Contratti di filiera, prezzi equi e tracciabilità: le richieste della CIA Calabria per un settore competitivo
La CIA Calabria richiama l’urgenza di garantire strumenti concreti a sostegno dei cerealicoltori: contratti di filiera pluriennali, prezzi che coprano i costi di produzione, più trasparenza nelle quotazioni e un rafforzamento della tracciabilità. Solo così si può rendere competitivo il grano calabrese rispetto alle importazioni a basso costo, che mettono a rischio il futuro delle aziende agricole e delle comunità locali.
«Non è solo una battaglia economica – sottolinea la CIA – ma un impegno per la dignità degli agricoltori e per la sicurezza alimentare dei cittadini». Per questo l’organizzazione chiede alla politica regionale e nazionale di investire su innovazione, giovani e sostenibilità, affinché la cerealicoltura diventi leva di sviluppo duraturo.
Dalla Sila al crotonese, un patrimonio cerealicolo che unisce biodiversità, tradizione e turismo enogastronomico
Oltre alla produzione di grano duro, la Calabria custodisce un patrimonio di biodiversità che va dal farro al mais autoctono, passando per varietà locali recuperate grazie a progetti di ricerca. Questa ricchezza, unita alle filiere corte e ai marchi di qualità (PAT e De.Co.), offre opportunità anche per il turismo enogastronomico, sempre più attento a esperienze autentiche.
La CIA Calabria sottolinea che valorizzare il grano significa rafforzare il brand Calabria nel panorama agroalimentare nazionale e internazionale, puntando sulla tipicità dei prodotti da forno e della pasta artigianale come ambasciatori del territorio. Difendere il granaio Italia in chiave calabrese vuol dire dunque custodire la storia agricola e costruire futuro per le nuove generazioni.
Il presidente Fini sul report Ismea: “Servono misure urgenti, a partire dalla corretta applicazione di Granaio Italia”
Il grano italiano viene pagato meno del suo costo di produzione. È un’ingiustizia che gli agricoltori denunciano da tempo e che oggi trova conferma anche nei dati ufficiali di Ismea: coltivare frumento duro e tenero, pilastri del Made in Italy e della Dieta mediterranea, significa lavorare in perdita.
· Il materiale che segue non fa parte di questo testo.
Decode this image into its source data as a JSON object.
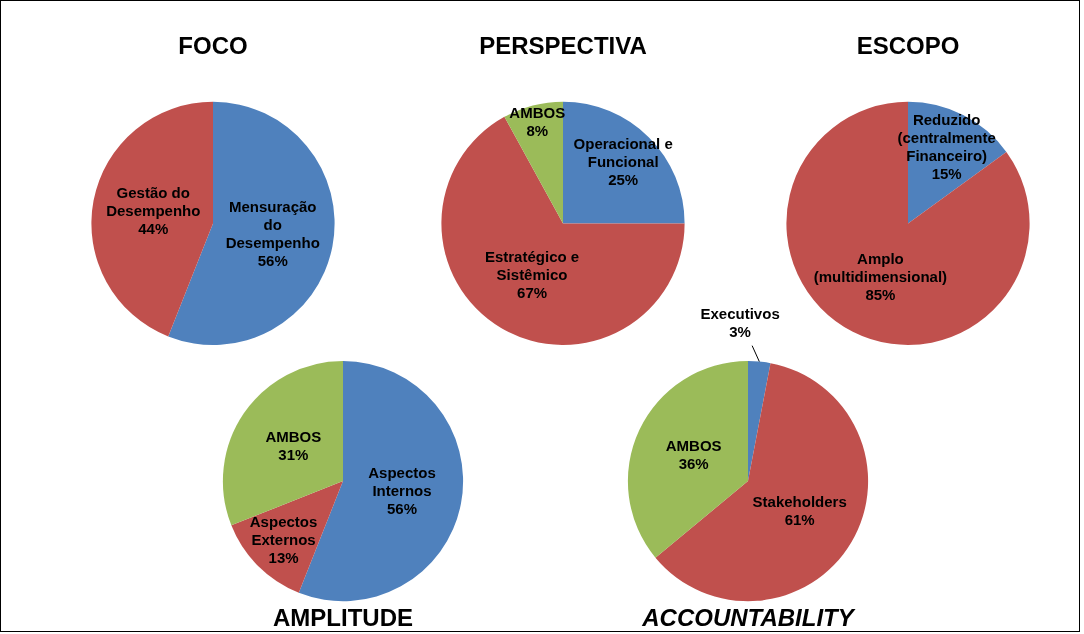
{
  "chart_data": [
    {
      "type": "pie",
      "title": "FOCO",
      "categories": [
        "Mensuração do Desempenho",
        "Gestão do Desempenho"
      ],
      "values": [
        56,
        44
      ],
      "colors": [
        "#4f81bd",
        "#c0504d"
      ],
      "value_labels": [
        "56%",
        "44%"
      ]
    },
    {
      "type": "pie",
      "title": "PERSPECTIVA",
      "categories": [
        "Operacional e Funcional",
        "Estratégico e Sistêmico",
        "AMBOS"
      ],
      "values": [
        25,
        67,
        8
      ],
      "colors": [
        "#4f81bd",
        "#c0504d",
        "#9bbb59"
      ],
      "value_labels": [
        "25%",
        "67%",
        "8%"
      ]
    },
    {
      "type": "pie",
      "title": "ESCOPO",
      "categories": [
        "Reduzido (centralmente Financeiro)",
        "Amplo (multidimensional)"
      ],
      "values": [
        15,
        85
      ],
      "colors": [
        "#4f81bd",
        "#c0504d"
      ],
      "value_labels": [
        "15%",
        "85%"
      ]
    },
    {
      "type": "pie",
      "title": "AMPLITUDE",
      "categories": [
        "Aspectos Internos",
        "Aspectos Externos",
        "AMBOS"
      ],
      "values": [
        56,
        13,
        31
      ],
      "colors": [
        "#4f81bd",
        "#c0504d",
        "#9bbb59"
      ],
      "value_labels": [
        "56%",
        "13%",
        "31%"
      ]
    },
    {
      "type": "pie",
      "title": "ACCOUNTABILITY",
      "categories": [
        "Executivos",
        "Stakeholders",
        "AMBOS"
      ],
      "values": [
        3,
        61,
        36
      ],
      "colors": [
        "#4f81bd",
        "#c0504d",
        "#9bbb59"
      ],
      "value_labels": [
        "3%",
        "61%",
        "36%"
      ]
    }
  ]
}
Cia-Agricoltori Italiani lancia un allarme chiaro: basta con l’indifferenza, servono subito misure concrete per salvare il grano e chi lo produce.
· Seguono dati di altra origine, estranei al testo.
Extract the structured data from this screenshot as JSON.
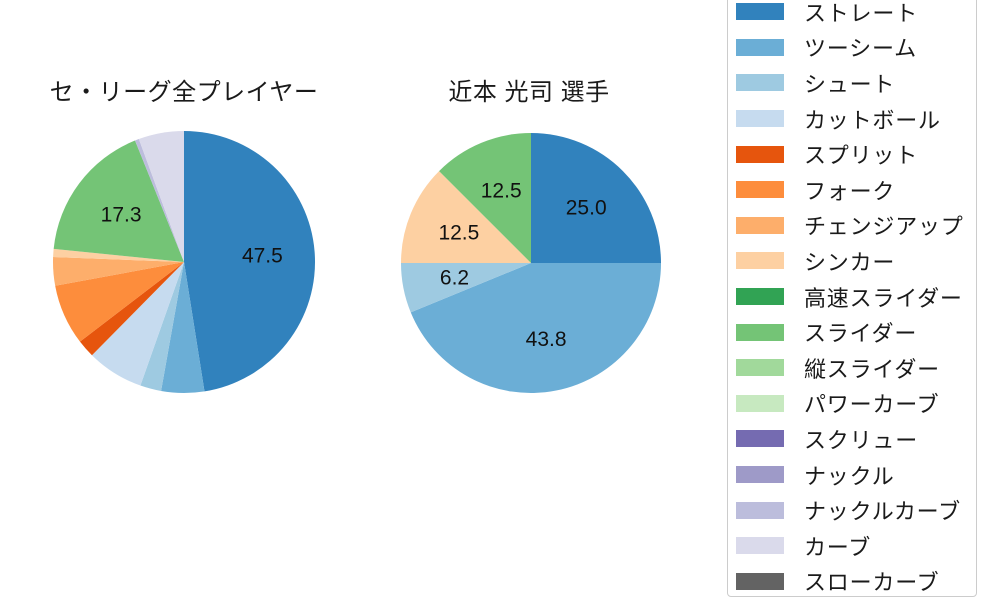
{
  "chart_data": [
    {
      "type": "pie",
      "title": "セ・リーグ全プレイヤー",
      "direction": "clockwise",
      "start_angle": "12-oclock",
      "slices": [
        {
          "label": "ストレート",
          "value": 47.5,
          "value_label": "47.5",
          "color": "#3182bd"
        },
        {
          "label": "ツーシーム",
          "value": 5.3,
          "value_label": null,
          "color": "#6baed6"
        },
        {
          "label": "シュート",
          "value": 2.6,
          "value_label": null,
          "color": "#9ecae1"
        },
        {
          "label": "カットボール",
          "value": 7.0,
          "value_label": null,
          "color": "#c6dbef"
        },
        {
          "label": "スプリット",
          "value": 2.2,
          "value_label": null,
          "color": "#e6550d"
        },
        {
          "label": "フォーク",
          "value": 7.5,
          "value_label": null,
          "color": "#fd8d3c"
        },
        {
          "label": "チェンジアップ",
          "value": 3.5,
          "value_label": null,
          "color": "#fdae6b"
        },
        {
          "label": "シンカー",
          "value": 1.0,
          "value_label": null,
          "color": "#fdd0a2"
        },
        {
          "label": "スライダー",
          "value": 17.3,
          "value_label": "17.3",
          "color": "#74c476"
        },
        {
          "label": "ナックルカーブ",
          "value": 0.5,
          "value_label": null,
          "color": "#bcbddc"
        },
        {
          "label": "カーブ",
          "value": 5.6,
          "value_label": null,
          "color": "#dadaeb"
        }
      ]
    },
    {
      "type": "pie",
      "title": "近本 光司 選手",
      "direction": "clockwise",
      "start_angle": "12-oclock",
      "slices": [
        {
          "label": "ストレート",
          "value": 25.0,
          "value_label": "25.0",
          "color": "#3182bd"
        },
        {
          "label": "ツーシーム",
          "value": 43.8,
          "value_label": "43.8",
          "color": "#6baed6"
        },
        {
          "label": "シュート",
          "value": 6.2,
          "value_label": "6.2",
          "color": "#9ecae1"
        },
        {
          "label": "シンカー",
          "value": 12.5,
          "value_label": "12.5",
          "color": "#fdd0a2"
        },
        {
          "label": "スライダー",
          "value": 12.5,
          "value_label": "12.5",
          "color": "#74c476"
        }
      ]
    }
  ],
  "legend": {
    "position": "right",
    "items": [
      {
        "label": "ストレート",
        "color": "#3182bd"
      },
      {
        "label": "ツーシーム",
        "color": "#6baed6"
      },
      {
        "label": "シュート",
        "color": "#9ecae1"
      },
      {
        "label": "カットボール",
        "color": "#c6dbef"
      },
      {
        "label": "スプリット",
        "color": "#e6550d"
      },
      {
        "label": "フォーク",
        "color": "#fd8d3c"
      },
      {
        "label": "チェンジアップ",
        "color": "#fdae6b"
      },
      {
        "label": "シンカー",
        "color": "#fdd0a2"
      },
      {
        "label": "高速スライダー",
        "color": "#31a354"
      },
      {
        "label": "スライダー",
        "color": "#74c476"
      },
      {
        "label": "縦スライダー",
        "color": "#a1d99b"
      },
      {
        "label": "パワーカーブ",
        "color": "#c7e9c0"
      },
      {
        "label": "スクリュー",
        "color": "#756bb1"
      },
      {
        "label": "ナックル",
        "color": "#9e9ac8"
      },
      {
        "label": "ナックルカーブ",
        "color": "#bcbddc"
      },
      {
        "label": "カーブ",
        "color": "#dadaeb"
      },
      {
        "label": "スローカーブ",
        "color": "#636363"
      }
    ]
  }
}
In particolare, osserva Cia riportando i numeri Ismea, per il grano duro in Puglia, Sicilia e Basilicata il prezzo medio è di 295 euro a tonnellata contro costi pari a 318 euro a tonnellata (-7%). Nelle Marche e in Toscana il prezzo medio è di 296,5 euro a tonnellata a fronte di costi di 302,9 euro a tonnellata (-2%). Situazione appena meno critica per il grano tenero: negli areali del Centro-Nord il prezzo medio è di 236,3 euro a tonnellata contro costi di 232,5 euro a tonnellata, con un margine positivo molto risicato (+2%).
Nonostante una produzione 2025 in leggera crescita (3,8 milioni di tonnellate di duro rispetto al minimo storico 2024 con meno di 3,5 milioni di tonnellate), l’aumento costante dei costi di produzione e la contrazione delle superfici coltivate a tenero (498.000 ettari, sotto la soglia anche psicologica dei 500.000) continuano ad aggravare le difficoltà strutturali del settore.
Inoltre, Cia ricorda come ormai oltre il 45% del grano duro e quasi il 70% del tenero provengano dall’estero, con un impatto diretto sui prezzi e sulla tenuta della cerealicoltura nazionale. Ed è per questo che è fondamentale, in questo scenario, la corretta applicazione di “Granaio Italia”, fortemente voluto dalla Confederazione, che possa garantire maggiore trasparenza sull’import e tutelare i produttori.
“Gli agricoltori lavorano con margini inesistenti -ribadisce il presidente nazionale di Cia, Cristiano Fini- e senza provvedimenti urgenti le superfici coltivate a grano duro e tenero diminuiranno drasticamente. Le conseguenze sarebbero gravissime sul piano economico, sociale, ambientale e paesaggistico, soprattutto nelle aree interne. Difendere il grano italiano significa proteggere il Made in Italy e la sicurezza alimentare del Paese”.